De un tiempo a esta parte, cada día están más en boga los libros de autoayuda. Se ve que en en nuestro mundo necesitamos un empujoncito extra para afrontar el día a día. Y, por supuesto, esta tendencia también pasa al mundo del espectáculo, aunque se gritaba eso de Help desde mucho antes. Películas como Del revés se empeñan en que nos conozcamos por dentro, con todas nuestras emociones, a ver si somos capaces de hacer las cosas de un modo Mejor imposible.
A pesar de que hay libros de autoayuda en muchos ámbitos de la vida, no sé si hay alguno destinado a los habitantes de Toguilandia. Al menos tal y conforme los concebimos, porque en realidad los hay sin que nos hayamos dado cuenta de que lo son.
Me di cuenta de que los Códigos tienen mucho de eso a raíz de una anécdota que me contó un amigo juez hace mucho tiempo. Por aquel entonces, él era juez de un juzgado mixto y había ido a verle uno de los jueces de paz de su partido judicial. Para quien no lo sepa, explicaré que los jueces de paz son los encargados de algunas gestiones relativas a la justicia en pueblos donde no hay juzgado de primera instancia e instrucción, pero no pertenecen a la carrera judicial ni hacen oposición alguna. Pues bien, en esa consulta, relativa a un asunto de tierras, el juez de paz en cuestión, tras plantear sus cuitas dijo algo inolvidable. Sacó una cosa que llevaba guardada en su maletín y enarbolándolo con cara de triunfo, exclamó: me han dicho que me compre este libro rojo donde viene todo. Y algo de razón tenía, sin duda. Porque ese libro rojo –color de la editorial que le recomendaron- no era otro que el Código Civil. Por supuesto, el juez le dijo que era una recomendación extraordinaria, y que tomaba nota. Faltaría más.
El Código civil que no es el único de esos libros que eran pioneros de los libros de autoayuda sin saberlo. Pero hay qué ver la de cosas a las que da solución, o al menos le pone nombre, que no es poco. Hay que reconocer que saber que se llaman servidumbres cosas como que el vecino pase por nuestra casa para ir a la suya porque así lo ha hecho toda la vida, o que no puedan levantarnos una finca delante que nos tape el panorama -con su reja remetida, o no- pues tranquiliza mucho. Y es que el Código Civil igual sirve para saber a quién le corresponde la propiedad del tronco que flota en un río, cómo qué hacer con un enjambre de abejas o con un tesoro oculto, supuestos con los que nos encontramos a diario, como todo el mundo sabe.
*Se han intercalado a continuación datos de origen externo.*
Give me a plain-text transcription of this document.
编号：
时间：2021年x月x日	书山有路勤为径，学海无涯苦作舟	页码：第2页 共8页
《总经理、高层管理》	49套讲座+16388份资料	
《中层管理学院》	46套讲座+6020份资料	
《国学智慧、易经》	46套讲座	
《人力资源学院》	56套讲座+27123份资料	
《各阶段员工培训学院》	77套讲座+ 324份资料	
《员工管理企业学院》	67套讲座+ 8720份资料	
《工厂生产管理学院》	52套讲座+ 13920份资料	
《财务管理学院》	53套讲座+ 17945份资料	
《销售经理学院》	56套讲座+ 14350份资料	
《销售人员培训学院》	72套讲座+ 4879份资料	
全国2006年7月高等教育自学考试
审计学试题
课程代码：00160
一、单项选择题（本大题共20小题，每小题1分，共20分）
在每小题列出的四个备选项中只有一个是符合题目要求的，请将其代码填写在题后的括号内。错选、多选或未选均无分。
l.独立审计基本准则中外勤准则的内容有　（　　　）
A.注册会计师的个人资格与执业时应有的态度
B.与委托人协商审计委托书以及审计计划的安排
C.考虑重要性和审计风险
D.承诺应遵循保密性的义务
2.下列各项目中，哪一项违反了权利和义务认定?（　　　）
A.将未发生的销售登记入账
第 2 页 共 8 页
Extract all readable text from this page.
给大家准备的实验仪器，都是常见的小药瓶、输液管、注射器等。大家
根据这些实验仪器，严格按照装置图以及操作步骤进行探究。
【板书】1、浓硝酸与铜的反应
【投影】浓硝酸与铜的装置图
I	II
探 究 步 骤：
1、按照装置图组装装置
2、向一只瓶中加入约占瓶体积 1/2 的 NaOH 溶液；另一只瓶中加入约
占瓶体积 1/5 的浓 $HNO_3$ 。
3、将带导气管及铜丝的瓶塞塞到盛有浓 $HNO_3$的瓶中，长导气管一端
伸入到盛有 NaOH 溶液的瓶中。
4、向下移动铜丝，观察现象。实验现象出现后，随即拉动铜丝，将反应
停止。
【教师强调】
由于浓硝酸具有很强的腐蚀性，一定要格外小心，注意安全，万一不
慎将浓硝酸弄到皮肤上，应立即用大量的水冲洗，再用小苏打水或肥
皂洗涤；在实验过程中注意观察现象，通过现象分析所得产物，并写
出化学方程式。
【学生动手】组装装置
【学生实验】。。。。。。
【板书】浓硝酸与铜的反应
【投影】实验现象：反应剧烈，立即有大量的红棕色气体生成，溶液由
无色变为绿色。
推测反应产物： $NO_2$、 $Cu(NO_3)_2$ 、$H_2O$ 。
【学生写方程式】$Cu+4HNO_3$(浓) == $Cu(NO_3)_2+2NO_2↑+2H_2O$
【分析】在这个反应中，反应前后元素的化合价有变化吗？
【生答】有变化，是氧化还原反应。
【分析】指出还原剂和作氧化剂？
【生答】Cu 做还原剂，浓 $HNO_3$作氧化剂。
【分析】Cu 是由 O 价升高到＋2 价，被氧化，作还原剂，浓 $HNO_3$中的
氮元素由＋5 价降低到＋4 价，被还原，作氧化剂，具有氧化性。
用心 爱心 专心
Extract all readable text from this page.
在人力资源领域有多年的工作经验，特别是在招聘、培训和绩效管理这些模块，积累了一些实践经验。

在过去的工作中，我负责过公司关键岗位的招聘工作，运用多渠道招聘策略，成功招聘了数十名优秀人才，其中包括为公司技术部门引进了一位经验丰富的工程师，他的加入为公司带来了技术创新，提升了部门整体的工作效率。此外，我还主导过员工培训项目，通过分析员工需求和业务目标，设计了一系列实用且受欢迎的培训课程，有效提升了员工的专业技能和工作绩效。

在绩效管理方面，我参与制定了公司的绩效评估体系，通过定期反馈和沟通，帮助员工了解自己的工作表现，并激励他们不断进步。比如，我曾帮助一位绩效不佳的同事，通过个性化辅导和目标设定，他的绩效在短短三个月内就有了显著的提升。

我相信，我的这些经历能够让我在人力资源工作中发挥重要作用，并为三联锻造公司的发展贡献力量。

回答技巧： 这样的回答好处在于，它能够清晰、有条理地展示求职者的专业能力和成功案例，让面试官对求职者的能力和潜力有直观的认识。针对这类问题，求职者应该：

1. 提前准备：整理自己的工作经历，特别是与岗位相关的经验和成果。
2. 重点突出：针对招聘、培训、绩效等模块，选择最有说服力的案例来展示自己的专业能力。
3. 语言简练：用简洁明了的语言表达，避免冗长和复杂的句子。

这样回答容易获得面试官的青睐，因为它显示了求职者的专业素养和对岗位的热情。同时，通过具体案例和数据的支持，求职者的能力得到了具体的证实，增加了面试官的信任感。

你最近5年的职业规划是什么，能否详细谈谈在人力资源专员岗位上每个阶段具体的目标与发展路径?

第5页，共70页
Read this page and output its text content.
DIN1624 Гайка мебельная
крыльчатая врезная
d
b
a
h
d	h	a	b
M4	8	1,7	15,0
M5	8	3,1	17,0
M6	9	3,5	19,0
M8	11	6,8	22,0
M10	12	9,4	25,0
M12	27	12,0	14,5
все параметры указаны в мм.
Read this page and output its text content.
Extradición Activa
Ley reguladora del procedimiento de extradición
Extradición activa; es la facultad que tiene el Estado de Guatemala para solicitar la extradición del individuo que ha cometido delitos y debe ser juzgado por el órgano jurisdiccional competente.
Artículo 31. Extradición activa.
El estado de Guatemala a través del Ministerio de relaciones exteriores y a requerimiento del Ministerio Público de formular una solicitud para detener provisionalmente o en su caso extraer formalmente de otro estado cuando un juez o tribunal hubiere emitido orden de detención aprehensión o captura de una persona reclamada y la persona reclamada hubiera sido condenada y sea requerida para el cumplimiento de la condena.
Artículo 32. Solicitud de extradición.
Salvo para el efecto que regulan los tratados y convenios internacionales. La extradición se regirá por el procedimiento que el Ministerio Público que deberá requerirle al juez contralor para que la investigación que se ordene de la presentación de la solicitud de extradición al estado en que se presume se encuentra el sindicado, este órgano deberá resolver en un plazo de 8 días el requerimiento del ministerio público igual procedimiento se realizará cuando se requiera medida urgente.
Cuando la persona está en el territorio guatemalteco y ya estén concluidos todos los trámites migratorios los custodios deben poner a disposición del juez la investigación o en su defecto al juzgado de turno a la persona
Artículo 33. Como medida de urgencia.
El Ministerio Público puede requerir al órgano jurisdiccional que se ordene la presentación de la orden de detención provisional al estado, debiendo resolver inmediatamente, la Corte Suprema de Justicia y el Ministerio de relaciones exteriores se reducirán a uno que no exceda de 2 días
Bromas aparte, el Código Civil, aun cuando date del siglo XIX, resuelve muchas más cosas de lo que la gente cree. La clave, claro, está en saber buscar, y para eso nos formamos. Al hilo de esto, recuerdo algo que me pasó hace mucho y que creo que es ilustrativo. Un familiar me decía que quería formalizar algo para que en el caso de que le pasara algo, su pareja, que estaba por aquel entonces embarazada, no quedara desprotegida y se supiera que el niño que esperaba era suyo. Le dije que podía inscribirse en el Registro de parejas de hecho, que podía hacer un documento ante notario y que podía hacer testamento donde reconociera al niño, que se mantenía aunque luego hiciera otro testamento. Me miró diciendo que menudo lío. Entonces le expliqué que había algo que resolvía todo lo que quería: se llamaba matrimonio y estaba en un libro estupendo -recordé entonces al juez de paz de mi amigo- que se llamaba Código Civil. Y que, ojo, no ponía en ningún sitio que tuviera que ir acompañado de convite, vestido blanco ni tarta de merengue, por si había dudas. Y añadi que no tenían que besarse los padrinos, por si acaso.
Pero no creamos que solo el Código Civil nos da soluciones. Todas las leyes están hechas para eso, aunque a veces no lo parezca. Y entre ellas, también hay que destacar al Código Penal que, aunque, como su propio nombre indica, regula esencialmente las penas, en el sentido de dar castigo a las conductas ilícitas que él mismo define, es una autoayuda fantástica para un derecho que debería tener reconocimiento constitucional: el derecho al pataleo. Tal vez no consigas recuperar ese bolso que te robaron ni que vuelvan las cosas al estado que tenían antes de que nos causaran tal o cual mal, pero, al menos, le atribuye un castigo a quien lo ha hecho, que siempre es un consuelo.
Esta función de autoayuda la puede tener cualquier ley. Las leyes procesales, sin ir más lejos, nos indican cuál es el camino a seguir para hacer una reclamación ante los tribunales. Aunque, tal conforme están redactadas, hay que concluir que el camino más corto entre dos puntos en Derecho casi nunca es la línea recta.
Las publicaciones en el BOE pueden tener esa importante función de autoayuda. Pensemos, por ejemplo, en los concursos de traslado, o en los nombramientos. Si salen bien, te ponen en casa. Y si no, ya sabemos, nada es infalible, y el BOE menos aún.
No quisiera bajar el telón de este estreno sin hablar del contrario a esa función de autoayuda. La de no-ayuda, una característica que tienen muchas leyes que no hacen sino complicar las cosas en lugar de mejorarlas. El mejor ejemplo que me viene a la cabeza es el de la limitación de los plazos de instrucción, cuya derogación seguimos pidiendo a gritos. Que gran ayuda será el día en que el BOE, por fin, la publique, que esperemos que sea más pronto que tarde.
Solo me queda dar el aplauso, que va hoy dedicado a todas esas leyes que mejoran nuestras vidas y, sobre todo, a quienes saben aplicarlas para lograr tal efecto. Porque en eso consiste administrar justicia.